Except as provided otherwise by the rights attached to shares, dividends may be declared or paid in any currency. The board of directors may decide the rate of exchange for any currency conversions that may be required and how any costs involved in such conversions are to be met.
Any dividend unclaimed after a period of 12 years from the date such dividend was declared or became payable shall, if the board of directors resolve, be forfeited and shall revert to us. No dividend or other moneys payable on or in respect of a share shall bear interest as against us.
Liquidation Preference
On a distribution of assets on a liquidation, the surplus assets remaining after payment of liabilities shall be distributed among the holders of ordinary shares pro rata to the number of ordinary shares held irrespective of the amount paid or credited as paid on any share.
Transfer of Ordinary Shares
Each member may transfer all or any of his or her shares which are in certificated form by means of an instrument of transfer in any usual form or in any other form which the board of directors may approve.
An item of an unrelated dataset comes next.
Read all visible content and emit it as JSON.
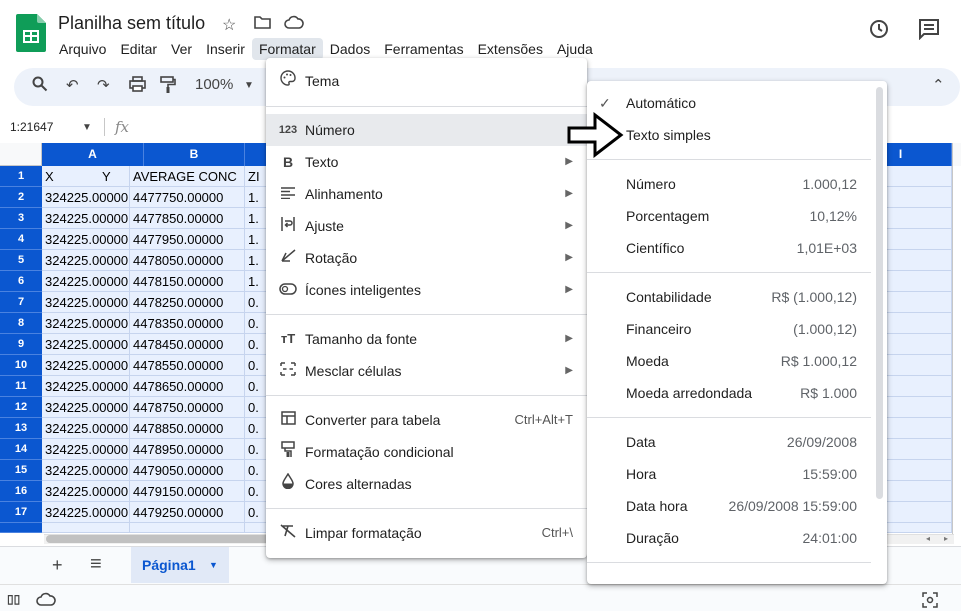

Each member may transfer all or any of his or her shares which are in uncertificated form by means of a “relevant system” in such manner provided for, and subject as provided in, the uncertificated securities rules (as defined in our Articles).
The board of directors may, in its absolute discretion, refuse to register a transfer of certificated shares unless:
(i)
it is for a share which is fully paid up;
(ii)
it is for a share upon which the company has no lien;
(iii)
it is only for one class of share;
(iv)
it is in favor of a single transferee or no more than four joint transferees;
(v)
it is duly stamped or is duly certificated or otherwise shown to the satisfaction of the board of directors to be exempt from stamp duty; and
(vi)
it is delivered for registration to the registered office of the company (or such other place as the board of directors may determine), accompanied (except in the case of a transfer by a person to whom the company is not required by law to issue a certificate and to whom a certificate has not been issued) by the certificate for the shares to which it relates and such other evidence as the board of directors may reasonably require to prove the title of the transferor and the due execution of the transfer by him or, if the transfer is executed by some other person on his or her behalf, the authority of that person to do so.
The board of directors shall not refuse to register any transfer of partly paid shares in respect of which ADSs are admitted to Nasdaq on the grounds that they are partly paid shares in circumstances where such refusal would prevent dealings in such shares from taking place on an open and proper basis.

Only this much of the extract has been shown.